Researchers previously have only been able to estimate how prehistoric animals heard by examining the skulls of damaged fossils and relating brain region size to hearing ability, based on comparisons to the animals' modern relatives. Computed tomography or CT imaging, however, allowed the team to accurately reconstruct the inner ear anatomy of various intact bird and reptile specimens. Fifty-nine species were studied, including turtles, crocodiles, snakes and birds.
"By examining the three dimensional CT scans we were able to see for the first time the real relationship between hearing ability and behavior in extinct reptiles and birds," said Stig Walsh, Natural History Museum palaeontologist and lead author on the study. "The size of the cochlea duct (the bony part of the inner ear housing the hearing organ) in living birds and reptiles accurately predicts the hearing ranges of these animals. This simple measurement can therefore provide a direct means for determining hearing capabilities, and possibly behavior, in their extinct relatives, including Archaeopteryx."
The study, published in the latest issue of the journal Proceedings of the Royal Society B, also adds more information about how bird-like Archaeopteryx was, said Angela Milner, also from the Natural History Museum. "Our previous research has shown that the part of the ear that controls balance was just like that of modern birds, and now we know that Archaeopteryx had bird-like hearing too," she said.
Other team members included Geoff Manley from the Technical University of Munich, who is a leading scientist in the study of hearing in modern animals, and Lawrence Witmer of Ohio University's College of Osteopathic Medicine in Athens, Ohio. Witmer has studied the structure of the brain and inner ear in dozens of species of dinosaurs and modern and extinct birds, including Archaeopteryx.
"This delicate little inner ear has only recently become a player for those of us trying to interpret the past, because it's buried deep within the skull," said Witmer, whose research is funded by the National Science Foundation. "Thanks to CT scanning, we can now get a clear picture of its structure. It's turned out to be a pretty useful organ for deciphering the lives of extinct animals. My previous research has shown that inner ear structure also can tell us about eye movements, head posture, agility, and the relative importance of hearing, and this new study now shows that this sensory Swiss-army knife can tell us about sociality, vocal complexity and maybe even habitat preference."
Animals with a long cochlear duct tended to have the best hearing and vocal ability. Modern living bird species are known to possess relatively longer cochlear ducts than living reptiles. A long cochlear duct is also an indicator of an individual's complex vocal communication, living in groups and even habitat choice. This is true for both mammals and birds.

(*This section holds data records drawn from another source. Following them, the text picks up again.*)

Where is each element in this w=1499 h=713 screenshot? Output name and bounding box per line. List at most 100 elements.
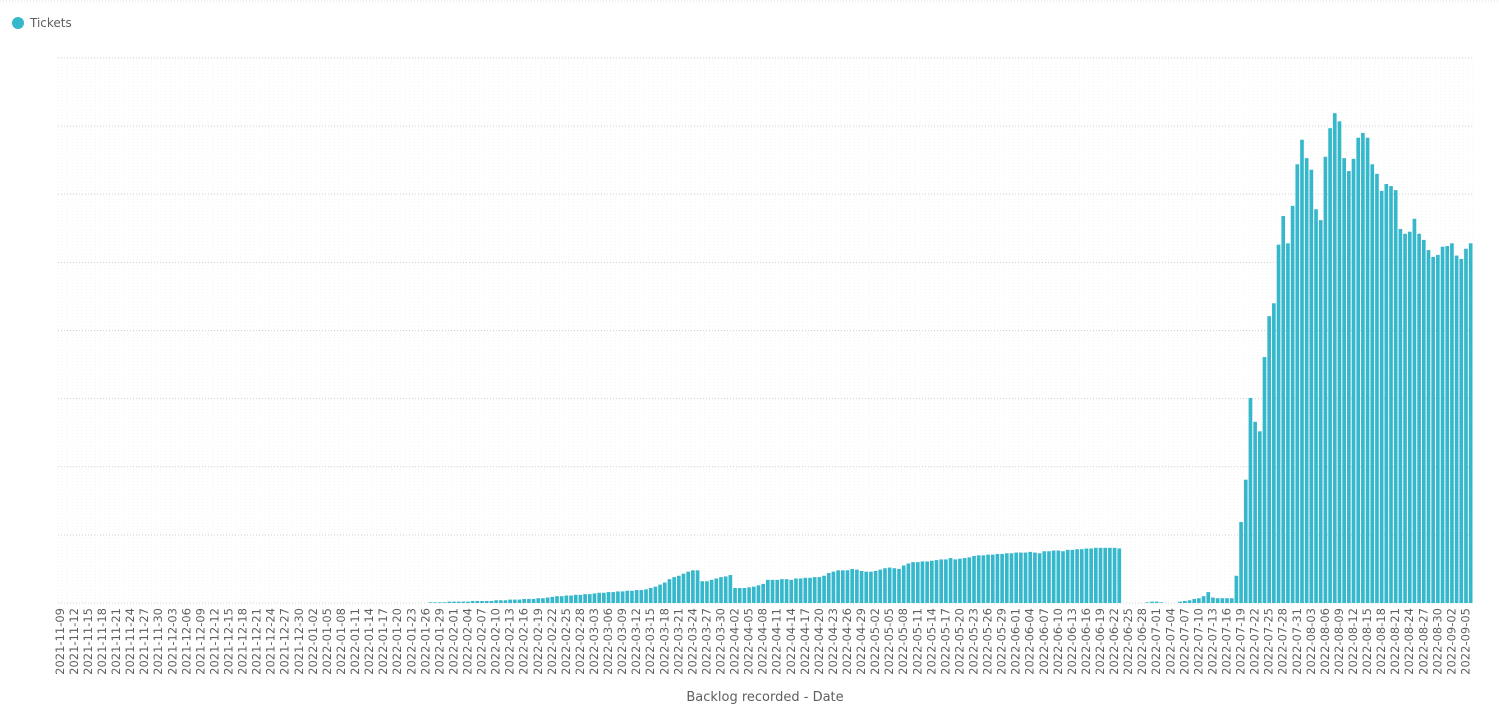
bar (1304, 158, 1309, 604)
bar (513, 599, 517, 603)
bar (705, 581, 709, 603)
bar (1089, 548, 1093, 603)
bar (672, 577, 676, 603)
x-tick-label: 2022-07-13 (1205, 608, 1219, 675)
bar (953, 559, 958, 603)
x-tick-label: 2022-04-05 (742, 608, 756, 675)
x-tick-label: 2022-05-29 (995, 608, 1009, 675)
bar (592, 593, 597, 603)
x-tick-label: 2022-03-24 (685, 608, 699, 675)
x-tick-label: 2021-11-15 (81, 608, 95, 675)
x-tick-label: 2022-01-08 (334, 608, 348, 675)
x-tick-label: 2022-04-29 (854, 608, 868, 675)
bar (737, 588, 742, 603)
bar (616, 591, 620, 603)
bar (794, 578, 798, 603)
bar (1159, 602, 1164, 603)
bar (1192, 598, 1197, 603)
bar (981, 555, 986, 603)
bar (869, 571, 873, 603)
x-tick-label: 2022-08-30 (1430, 608, 1444, 675)
bar (428, 602, 433, 603)
bar (1426, 250, 1431, 604)
bar (798, 578, 803, 603)
x-tick-label: 2022-07-19 (1234, 608, 1248, 675)
bar (915, 562, 920, 603)
bar (840, 570, 845, 603)
x-tick-label: 2022-09-02 (1444, 608, 1458, 675)
bar (906, 563, 911, 603)
bar (1253, 421, 1257, 603)
bar (1403, 233, 1407, 603)
x-tick-label: 2022-05-17 (938, 608, 952, 675)
bar (1445, 246, 1450, 603)
bar (578, 594, 583, 603)
x-tick-label: 2021-12-15 (222, 608, 236, 675)
x-tick-label: 2022-06-19 (1093, 608, 1107, 675)
bar (1351, 158, 1356, 603)
bar (934, 560, 939, 603)
bar (948, 558, 953, 603)
bar (1323, 156, 1328, 603)
x-tick-label: 2022-02-22 (545, 608, 559, 675)
bar (826, 573, 831, 603)
x-tick-label: 2022-04-17 (798, 608, 812, 675)
bar (686, 571, 691, 603)
x-tick-label: 2022-04-20 (812, 608, 826, 675)
x-tick-label: 2022-01-29 (432, 608, 446, 675)
x-tick-label: 2022-05-26 (981, 608, 995, 675)
bar (850, 568, 855, 603)
bar (817, 577, 822, 603)
bar (944, 559, 948, 603)
bar (620, 591, 625, 603)
bar (691, 570, 695, 603)
bar (742, 588, 747, 603)
x-tick-label: 2022-08-03 (1304, 608, 1318, 675)
x-tick-label: 2022-03-12 (629, 608, 643, 675)
bar (442, 602, 447, 603)
x-tick-label: 2021-11-09 (53, 608, 67, 675)
x-tick-label: 2022-07-22 (1248, 608, 1262, 675)
x-tick-label: 2022-03-09 (615, 608, 629, 675)
bar (1389, 186, 1393, 603)
bar (756, 585, 761, 603)
bar (569, 595, 573, 603)
bar (1225, 598, 1229, 603)
bar (583, 594, 587, 603)
x-tick-label: 2022-06-28 (1135, 608, 1149, 675)
bar (751, 586, 756, 603)
bar (1290, 205, 1295, 604)
bar (864, 571, 869, 603)
bar (1464, 248, 1468, 603)
bar (536, 598, 541, 603)
x-tick-label: 2022-04-14 (784, 608, 798, 675)
x-tick-label: 2022-02-13 (503, 608, 517, 675)
bar (1009, 553, 1014, 603)
x-tick-label: 2021-11-18 (95, 608, 109, 675)
x-tick-label: 2022-01-14 (362, 608, 376, 675)
bar (784, 579, 789, 603)
bar (1103, 547, 1108, 603)
bar (972, 555, 976, 603)
x-tick-label: 2022-03-30 (713, 608, 727, 675)
bar (1431, 256, 1436, 603)
bar (461, 601, 466, 603)
bar (1328, 128, 1332, 603)
bar (1295, 164, 1300, 603)
bar (639, 590, 644, 603)
bar (770, 579, 775, 603)
bar (630, 590, 634, 603)
bar (892, 568, 897, 603)
bar (925, 561, 929, 603)
bar (475, 600, 480, 603)
bar (1075, 549, 1079, 603)
bar (789, 579, 794, 603)
bar (1407, 231, 1412, 603)
bar (573, 594, 578, 603)
bar (625, 590, 630, 603)
bar (728, 575, 733, 603)
bar (1370, 164, 1375, 603)
bar (1421, 239, 1426, 604)
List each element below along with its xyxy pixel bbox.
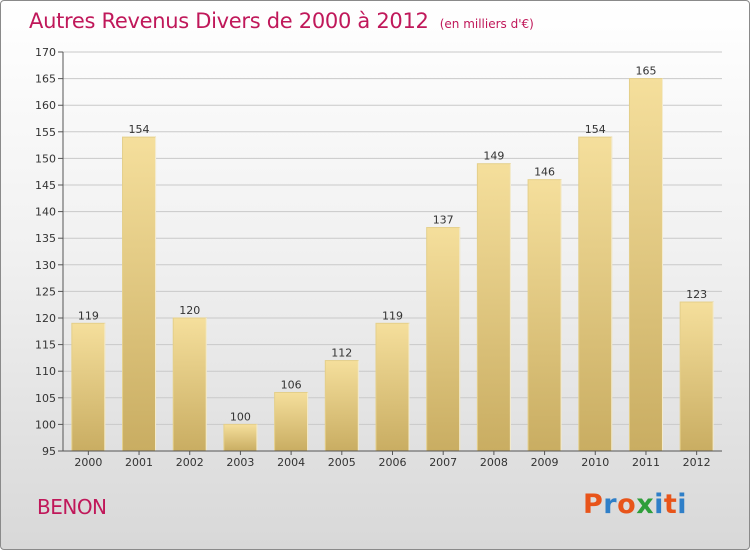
bar-value-label: 120 — [179, 304, 200, 317]
x-tick-label: 2004 — [277, 456, 305, 469]
bar-layer — [71, 78, 714, 452]
bar-value-label: 149 — [483, 150, 504, 163]
y-tick-label: 140 — [35, 206, 56, 219]
bar-value-label: 165 — [635, 65, 656, 78]
bar-value-label: 146 — [534, 166, 555, 179]
y-tick-label: 105 — [35, 392, 56, 405]
x-tick-label: 2008 — [480, 456, 508, 469]
x-tick-label: 2009 — [531, 456, 559, 469]
x-tick-label: 2005 — [328, 456, 356, 469]
logo-letter: i — [677, 489, 688, 520]
bar — [71, 322, 106, 452]
x-tick-label: 2012 — [683, 456, 711, 469]
bar — [628, 78, 663, 452]
y-tick-label: 120 — [35, 312, 56, 325]
x-tick-label: 2001 — [125, 456, 153, 469]
logo-letter: i — [654, 489, 664, 520]
y-tick-label: 165 — [35, 73, 56, 86]
y-tick-label: 160 — [35, 99, 56, 112]
bar-value-label: 119 — [78, 309, 99, 322]
bar — [122, 136, 157, 452]
bar — [426, 227, 461, 452]
bar — [679, 301, 714, 452]
y-tick-label: 145 — [35, 179, 56, 192]
bar — [223, 423, 258, 452]
bar-value-label: 119 — [382, 309, 403, 322]
y-tick-label: 95 — [42, 445, 56, 458]
bar-value-label: 154 — [129, 123, 150, 136]
y-tick-label: 135 — [35, 232, 56, 245]
logo-letter: o — [617, 489, 637, 520]
x-tick-label: 2007 — [429, 456, 457, 469]
chart-unit: (en milliers d'€) — [439, 17, 534, 31]
x-tick-label: 2002 — [176, 456, 204, 469]
label-layer: 119 2000 154 2001 120 2002 100 2003 106 2004 112 20… — [74, 65, 710, 469]
bar — [527, 179, 562, 452]
y-tick-label: 170 — [35, 46, 56, 59]
x-tick-label: 2003 — [226, 456, 254, 469]
logo-letter: t — [663, 489, 678, 520]
bar — [274, 391, 309, 452]
bar — [375, 322, 410, 452]
proxiti-logo: Proxiti — [583, 489, 687, 520]
logo-letter: P — [583, 489, 604, 520]
y-tick-label: 130 — [35, 259, 56, 272]
title-row: Autres Revenus Divers de 2000 à 2012 (en… — [29, 9, 534, 33]
x-tick-label: 2000 — [74, 456, 102, 469]
bar — [324, 360, 359, 452]
bar-value-label: 100 — [230, 410, 251, 423]
x-tick-label: 2011 — [632, 456, 660, 469]
y-tick-label: 125 — [35, 285, 56, 298]
x-tick-label: 2006 — [379, 456, 407, 469]
y-tick-label: 110 — [35, 365, 56, 378]
y-tick-label: 115 — [35, 339, 56, 352]
chart-title: Autres Revenus Divers de 2000 à 2012 — [29, 9, 429, 33]
axis-layer: 95 100 105 110 115 120 125 130 135 140 145 150 155 16… — [35, 46, 722, 458]
y-tick-label: 100 — [35, 418, 56, 431]
logo-letter: r — [603, 489, 618, 520]
logo-letter: x — [636, 489, 655, 520]
bar — [578, 136, 613, 452]
bar-value-label: 123 — [686, 288, 707, 301]
commune-name: BENON — [37, 495, 107, 519]
bar-value-label: 106 — [281, 378, 302, 391]
bar-value-label: 154 — [585, 123, 606, 136]
x-tick-label: 2010 — [581, 456, 609, 469]
y-tick-label: 150 — [35, 152, 56, 165]
bar-value-label: 112 — [331, 347, 352, 360]
bar-value-label: 137 — [433, 214, 454, 227]
y-tick-label: 155 — [35, 126, 56, 139]
bar — [476, 163, 511, 452]
bar — [172, 317, 207, 452]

"Species that form large social groups have more complicated vocal communication, which is understandably influenced by an individual's ability to hear. Species living in a closed environment where visual communication is ineffective often posses more complex vocal abilities, so now we can more accurately predict the habitat types that extinct animals lived in by examining their ability to hear and communicate," Barrett said.
The research received funding from the Natural Environment Research Council and the National Science Foundation.